The commercial model also matters. If we move further towards valuing outcomes over hours, AI becomes a performance enhancer rather than a billing threat.
Ultimately, culture determines the result. Agencies that invest in people while embracing technology will produce stronger, more versatile leaders. Those that do not may find themselves technically efficient but strategically diminished.
As technical tasks become automated, soft skills like emotional intelligence, critical thinking, and resilience are gaining prominence. How do these qualities show up in strong junior practitioners, and how can agencies better identify and nurture them?
In strong junior practitioners, emotional intelligence shows up in how they read client dynamics, anticipate stakeholder sensitivities, and adjust tone instinctively. Critical thinking appears in the questions they ask and the time spent listening to understand, not just the tasks they complete. Resilience is evident in how they respond to feedback or fast-moving issues.

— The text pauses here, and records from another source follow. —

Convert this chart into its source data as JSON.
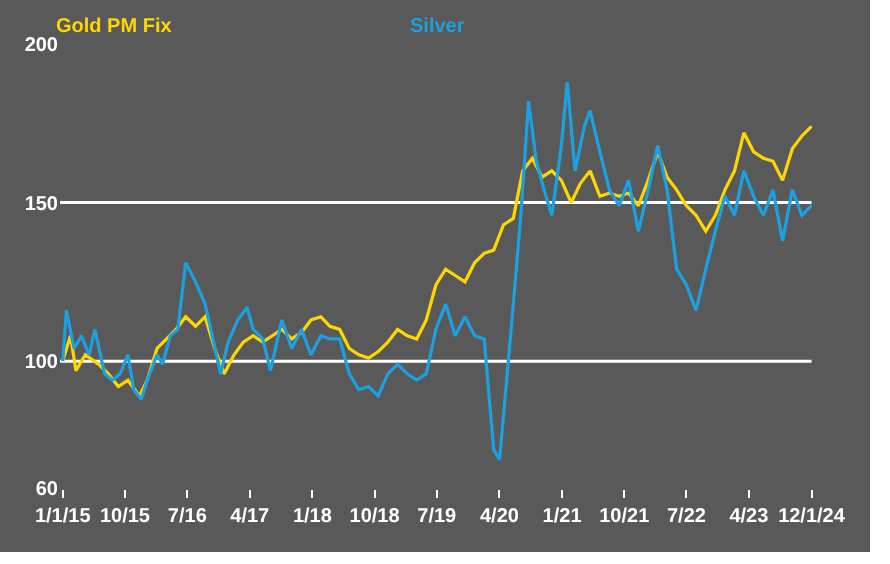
{
  "chart_data": {
    "type": "line",
    "ylim": [
      60,
      200
    ],
    "yticks": [
      60,
      100,
      150,
      200
    ],
    "xlim": [
      "2014-12-20",
      "2024-01-12"
    ],
    "xticks": [
      {
        "value": "2015-01-01",
        "label": "1/1/15"
      },
      {
        "value": "2015-10-01",
        "label": "10/15"
      },
      {
        "value": "2016-07-01",
        "label": "7/16"
      },
      {
        "value": "2017-04-01",
        "label": "4/17"
      },
      {
        "value": "2018-01-01",
        "label": "1/18"
      },
      {
        "value": "2018-10-01",
        "label": "10/18"
      },
      {
        "value": "2019-07-01",
        "label": "7/19"
      },
      {
        "value": "2020-04-01",
        "label": "4/20"
      },
      {
        "value": "2021-01-01",
        "label": "1/21"
      },
      {
        "value": "2021-10-01",
        "label": "10/21"
      },
      {
        "value": "2022-07-01",
        "label": "7/22"
      },
      {
        "value": "2023-04-01",
        "label": "4/23"
      },
      {
        "value": "2024-01-01",
        "label": "12/1/24"
      }
    ],
    "grid": false,
    "ref_lines": [
      {
        "axis": "y",
        "value": 100,
        "color": "#ffffff"
      },
      {
        "axis": "y",
        "value": 150,
        "color": "#ffffff"
      }
    ],
    "series": [
      {
        "name": "Gold PM Fix",
        "color": "#ffd700",
        "x": [
          "2015-01-01",
          "2015-02-04",
          "2015-02-28",
          "2015-04-10",
          "2015-06-08",
          "2015-07-20",
          "2015-09-02",
          "2015-10-14",
          "2015-12-04",
          "2016-01-07",
          "2016-02-19",
          "2016-04-01",
          "2016-05-12",
          "2016-06-24",
          "2016-08-06",
          "2016-09-17",
          "2016-10-29",
          "2016-12-10",
          "2017-01-22",
          "2017-03-04",
          "2017-04-16",
          "2017-05-28",
          "2017-07-09",
          "2017-08-20",
          "2017-10-02",
          "2017-11-14",
          "2017-12-26",
          "2018-02-07",
          "2018-03-19",
          "2018-05-01",
          "2018-06-12",
          "2018-07-24",
          "2018-09-05",
          "2018-10-17",
          "2018-11-28",
          "2019-01-10",
          "2019-02-22",
          "2019-04-04",
          "2019-05-16",
          "2019-06-27",
          "2019-08-09",
          "2019-09-20",
          "2019-11-02",
          "2019-12-14",
          "2020-01-25",
          "2020-03-07",
          "2020-04-19",
          "2020-06-01",
          "2020-07-12",
          "2020-08-24",
          "2020-10-05",
          "2020-11-17",
          "2020-12-29",
          "2021-02-10",
          "2021-03-22",
          "2021-05-04",
          "2021-06-16",
          "2021-07-28",
          "2021-09-09",
          "2021-10-20",
          "2021-12-02",
          "2022-01-14",
          "2022-02-25",
          "2022-04-07",
          "2022-05-19",
          "2022-07-01",
          "2022-08-12",
          "2022-09-24",
          "2022-11-05",
          "2022-12-17",
          "2023-01-28",
          "2023-03-10",
          "2023-04-22",
          "2023-06-04",
          "2023-07-16",
          "2023-08-27",
          "2023-10-09",
          "2023-11-20",
          "2024-01-01"
        ],
        "values": [
          100,
          108,
          97,
          102,
          99,
          96,
          92,
          94,
          89,
          94,
          104,
          107,
          110,
          114,
          111,
          114,
          104,
          96,
          102,
          106,
          108,
          106,
          108,
          110,
          107,
          109,
          113,
          114,
          111,
          110,
          104,
          102,
          101,
          103,
          106,
          110,
          108,
          107,
          113,
          124,
          129,
          127,
          125,
          131,
          134,
          135,
          143,
          145,
          160,
          164,
          158,
          160,
          157,
          150,
          156,
          160,
          152,
          153,
          152,
          153,
          149,
          157,
          166,
          158,
          154,
          149,
          146,
          141,
          146,
          154,
          160,
          172,
          166,
          164,
          163,
          157,
          167,
          171,
          174
        ]
      },
      {
        "name": "Silver",
        "color": "#1ba1e2",
        "x": [
          "2015-01-01",
          "2015-01-17",
          "2015-02-20",
          "2015-03-24",
          "2015-04-27",
          "2015-05-22",
          "2015-07-04",
          "2015-08-07",
          "2015-09-10",
          "2015-10-14",
          "2015-11-09",
          "2015-12-12",
          "2016-01-07",
          "2016-02-19",
          "2016-03-14",
          "2016-04-17",
          "2016-05-20",
          "2016-06-24",
          "2016-08-06",
          "2016-09-17",
          "2016-10-12",
          "2016-11-24",
          "2016-12-27",
          "2017-02-08",
          "2017-03-20",
          "2017-04-16",
          "2017-05-28",
          "2017-07-01",
          "2017-08-20",
          "2017-10-02",
          "2017-11-14",
          "2017-12-26",
          "2018-02-07",
          "2018-03-19",
          "2018-05-01",
          "2018-06-12",
          "2018-07-24",
          "2018-09-05",
          "2018-10-17",
          "2018-11-28",
          "2019-01-10",
          "2019-02-22",
          "2019-04-04",
          "2019-05-16",
          "2019-06-27",
          "2019-08-09",
          "2019-09-20",
          "2019-11-02",
          "2019-12-14",
          "2020-01-25",
          "2020-03-07",
          "2020-04-02",
          "2020-05-05",
          "2020-06-01",
          "2020-07-04",
          "2020-08-07",
          "2020-09-10",
          "2020-10-14",
          "2020-11-17",
          "2020-12-29",
          "2021-01-24",
          "2021-02-27",
          "2021-04-09",
          "2021-05-04",
          "2021-06-16",
          "2021-07-28",
          "2021-09-09",
          "2021-10-20",
          "2021-12-02",
          "2022-01-14",
          "2022-02-25",
          "2022-04-07",
          "2022-05-19",
          "2022-07-01",
          "2022-08-12",
          "2022-09-24",
          "2022-11-05",
          "2022-12-17",
          "2023-01-28",
          "2023-03-10",
          "2023-04-22",
          "2023-06-04",
          "2023-07-16",
          "2023-08-27",
          "2023-10-09",
          "2023-11-20",
          "2024-01-01"
        ],
        "values": [
          100,
          116,
          104,
          108,
          102,
          110,
          96,
          94,
          96,
          102,
          91,
          88,
          94,
          102,
          99,
          108,
          110,
          131,
          125,
          118,
          110,
          96,
          106,
          113,
          117,
          110,
          107,
          97,
          113,
          104,
          110,
          102,
          108,
          107,
          107,
          96,
          91,
          92,
          89,
          96,
          99,
          96,
          94,
          96,
          110,
          118,
          108,
          114,
          108,
          107,
          72,
          69,
          96,
          118,
          146,
          182,
          163,
          154,
          146,
          168,
          188,
          160,
          174,
          179,
          166,
          154,
          149,
          157,
          141,
          154,
          168,
          154,
          129,
          124,
          116,
          129,
          141,
          152,
          146,
          160,
          152,
          146,
          154,
          138,
          154,
          146,
          149
        ]
      }
    ]
  }
}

In Australia, where relationships and trust are critical to business, these qualities matter enormously.
So, agencies will need to recruit and adjust accordingly. Scenario-based interviews, collaborative exercises, and real-time problem-solving reveal far more than a polished CV. Once inside the agency, exposure is key. For example: sitting in client meetings, participating in crisis simulations, or debriefing openly after campaigns.
Technical competence is essential, but it is table stakes. The differentiator is the ability to connect culture, commerce, and community with clarity and confidence.
If we invest in those human capabilities while equipping our teams with new tools, we will build a generation of practitioners not replaced by AI but fuelled to new heights by it.